Hutcherson v. State
In Hutcherson v. State, 677 So. 2d 1174, 1175 (Ala. Cr. App. 1994), the appellant had argued that the trial court erred in failing to instruct the jury on manslaughter where the trial court had given the jury an instruction on intoxication. The appellant in Hutcherson also cited Fletcher v. State, [621 So. 2d 1010 (Ala. Crim. App. 1993)], in support of his argument. However, in Hutcherson, the Court held that it was not plain error for the trial court to fail to give a manslaughter charge when it had given a charge on intoxication. One of the reasons given for this determination was based on the evidence at trial--there had been no indication that the appellant was so intoxicated that he could not form the necessary intent, despite his statement that he had ingested drugs and alcohol before the murder.
The Court stated:
"'The evidence of the appellant's intoxication was the appellant's statement that he had taken five Valiums and had drunk alcohol before the murder. There is absolutely no evidence in the record that shows when prior to the murder these intoxicants were ingested. Also, the appellant's mother, who picked the appellant up on Moffatt Road after the murder, when asked if the appellant appeared intoxicated, stated that he looked "real tired." The jury's finding that the appellant was not so intoxicated that he could not form the specific intent is supported by the evidence.

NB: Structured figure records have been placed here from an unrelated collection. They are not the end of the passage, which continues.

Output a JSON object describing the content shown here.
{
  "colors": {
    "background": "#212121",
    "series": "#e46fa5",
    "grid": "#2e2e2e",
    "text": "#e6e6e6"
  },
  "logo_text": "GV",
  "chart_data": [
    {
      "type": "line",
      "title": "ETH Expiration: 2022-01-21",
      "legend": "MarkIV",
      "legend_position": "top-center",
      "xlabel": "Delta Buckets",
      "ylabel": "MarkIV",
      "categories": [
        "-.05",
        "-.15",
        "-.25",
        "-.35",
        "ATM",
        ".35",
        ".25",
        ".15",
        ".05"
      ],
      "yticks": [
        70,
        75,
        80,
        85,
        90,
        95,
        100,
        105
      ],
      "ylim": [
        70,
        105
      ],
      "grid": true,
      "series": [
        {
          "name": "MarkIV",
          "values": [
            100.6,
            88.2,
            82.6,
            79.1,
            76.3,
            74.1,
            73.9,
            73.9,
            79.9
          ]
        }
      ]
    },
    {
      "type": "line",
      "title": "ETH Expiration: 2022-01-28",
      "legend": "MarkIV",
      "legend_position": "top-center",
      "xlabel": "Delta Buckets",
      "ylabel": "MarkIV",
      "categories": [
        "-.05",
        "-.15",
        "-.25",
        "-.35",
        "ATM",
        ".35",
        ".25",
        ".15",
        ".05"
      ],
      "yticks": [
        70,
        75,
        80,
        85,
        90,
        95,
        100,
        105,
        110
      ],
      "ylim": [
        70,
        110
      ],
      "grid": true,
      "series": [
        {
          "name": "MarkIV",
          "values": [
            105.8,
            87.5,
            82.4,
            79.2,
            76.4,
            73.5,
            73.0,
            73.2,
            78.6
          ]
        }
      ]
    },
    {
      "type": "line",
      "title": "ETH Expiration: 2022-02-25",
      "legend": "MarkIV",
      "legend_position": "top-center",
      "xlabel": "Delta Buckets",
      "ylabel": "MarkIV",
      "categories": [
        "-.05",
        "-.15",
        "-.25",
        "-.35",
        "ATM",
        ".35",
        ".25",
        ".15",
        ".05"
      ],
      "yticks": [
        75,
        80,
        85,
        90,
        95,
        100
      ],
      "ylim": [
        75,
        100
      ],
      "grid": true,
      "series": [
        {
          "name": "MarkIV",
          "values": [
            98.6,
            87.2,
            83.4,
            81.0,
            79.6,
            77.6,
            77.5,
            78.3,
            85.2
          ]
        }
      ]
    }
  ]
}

"'"In the present case, the record contains no evidence either that defendant consumed an inordinate quantity of drugs or alcohol, or that his behavior actually demonstrated diminished capacity. Accordingly, the court committed no error in failing to instruct the jury on lesser included offenses based on defendant's failure to form a specific intent to commit the underlying felony."
"' People v. Kaurish, 52 Cal. 3d 648, 276 Cal. Rptr. 788, 813, 802 P.2d 278, 303 [(1990)], cert. denied, 502 U.S. 837, 112 S. Ct. 121, 116 L. Ed. 2d 89 (1991).' " Hutcherson, supra, [677 So. 2d] at 1198."